Primeira Festa da Tainha
Antigamente, como conta Chica, havia uma importante festa na cidade, que reunia pescadores de toda a região, a Festa da Tainha. Na época de sarraboagem, entre maio e agosto, os pescadores chegavam a pegar mil quilos de tainha em único dia, e então fazia-se uma grande festa para os próprios pescadores, divertirem-se e desfrutarem do alimento em comunhão. As tainhas eram doadas pelos próprios pescadores e delas eram preparados diversos pratos, todos tendo a tainha como ingrediente principal.
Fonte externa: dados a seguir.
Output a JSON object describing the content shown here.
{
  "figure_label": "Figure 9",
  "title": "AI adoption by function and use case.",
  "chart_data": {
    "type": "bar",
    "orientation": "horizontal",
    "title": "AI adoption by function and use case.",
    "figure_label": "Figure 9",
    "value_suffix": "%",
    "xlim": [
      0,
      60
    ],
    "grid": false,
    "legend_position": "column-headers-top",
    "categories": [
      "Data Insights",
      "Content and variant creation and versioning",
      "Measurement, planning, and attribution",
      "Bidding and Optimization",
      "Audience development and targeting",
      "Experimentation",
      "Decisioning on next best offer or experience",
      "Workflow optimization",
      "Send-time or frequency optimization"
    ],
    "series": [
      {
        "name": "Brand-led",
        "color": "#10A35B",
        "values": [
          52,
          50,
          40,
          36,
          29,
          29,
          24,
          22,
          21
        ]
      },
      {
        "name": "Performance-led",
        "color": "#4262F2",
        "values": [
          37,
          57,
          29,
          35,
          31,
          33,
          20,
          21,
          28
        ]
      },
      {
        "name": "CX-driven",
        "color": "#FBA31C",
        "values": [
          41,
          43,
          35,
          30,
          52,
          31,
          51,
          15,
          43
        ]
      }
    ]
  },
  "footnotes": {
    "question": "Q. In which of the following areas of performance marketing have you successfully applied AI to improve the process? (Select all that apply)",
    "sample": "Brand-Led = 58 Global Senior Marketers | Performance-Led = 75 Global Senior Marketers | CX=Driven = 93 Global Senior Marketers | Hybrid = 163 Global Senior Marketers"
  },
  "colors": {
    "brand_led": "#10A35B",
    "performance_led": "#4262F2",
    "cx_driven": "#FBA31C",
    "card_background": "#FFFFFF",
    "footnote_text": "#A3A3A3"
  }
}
A espécie alimentava toda a comunidade, mas com o tempo, a tentativa de transformar a festa em “um meio de ganhar dinheiro”, fez com que os pescadores se desanimassem e fossem, aos poucos parando de doar os peixes para festividade.
Tainha
A pesca feminina em Barra Grande, marca-se pela luta constante para a manutenção de seus modos de vida pesqueiros. Como relembram, há aproximadamente 3 anos atrás, a tentativa de proibir Chica e suas companheiras de pesca de entrarem na ponte para pescar, foi enfrentada por elas como uma luta de resistência. Como conta Chica, após a reforma do píer (que elas chamam ponte) para o embarque e desembarque de turistas, as empresas que administram o transporte de turistas tentaram impedir o acesso das pescadoras ao seu local de pesca costumeiro. Argumentavam que a permanência das pescadoras nas laterais e ponta do píer, atrapalhava o transporte e o desembarque dos turistas. As pescadoras tiveram que lutar para conseguirem manter seu espaço de pesca. A fala de Lia demonstra a revolta do grupo:
“A gente pesca lá de antigamente, não é de agora, porque chegou turista e arrumou a ponte, a gente não pode mais pescar? Tá errado!”
Proibido pescar no píer
Chica conta que ela própria foi conversar com o prefeito, que garantiu não ter estabelecido nenhuma limitação ao acesso das pescadoras à ponte. Entretanto, para não atrapalharem os turistas, elas agora só podem pescar na parte mais profunda que a ponte alcança, após as 18 horas, quando encerram as atividades diárias das empresas de transporte. Chica sabe muito bem de seus direitos e sente-se plenamente segura para fazer denúncias e confrontos, para defender seu espaço na pesca e o de suas companheiras. Certa vez, quando um homem novo na região começou a colocar água sanitária nos buracos de polvo para pegá-los com mais facilidade, ciente do impacto ambiental causado por essa ação, Chica levou a denúncia ao presidente da colônia, seu marido, que tratou do assunto impedindo a continuidade da ação degradadora. Como se sabe, a relação extrativista de comunidades tradicionais, são uma das principais formas de manutenção da biodiversidade e preservação ambiental em áreas protegidas, porém, como também se sabe, comumente essas populações são desrespeitadas e submetidas a situações preconceituosas ou de retirada de seus territórios e proibidas de exercerem seus modos de vida a partir de discursos ambientais que desconsideram a ação positiva de suas existências nesses territórios.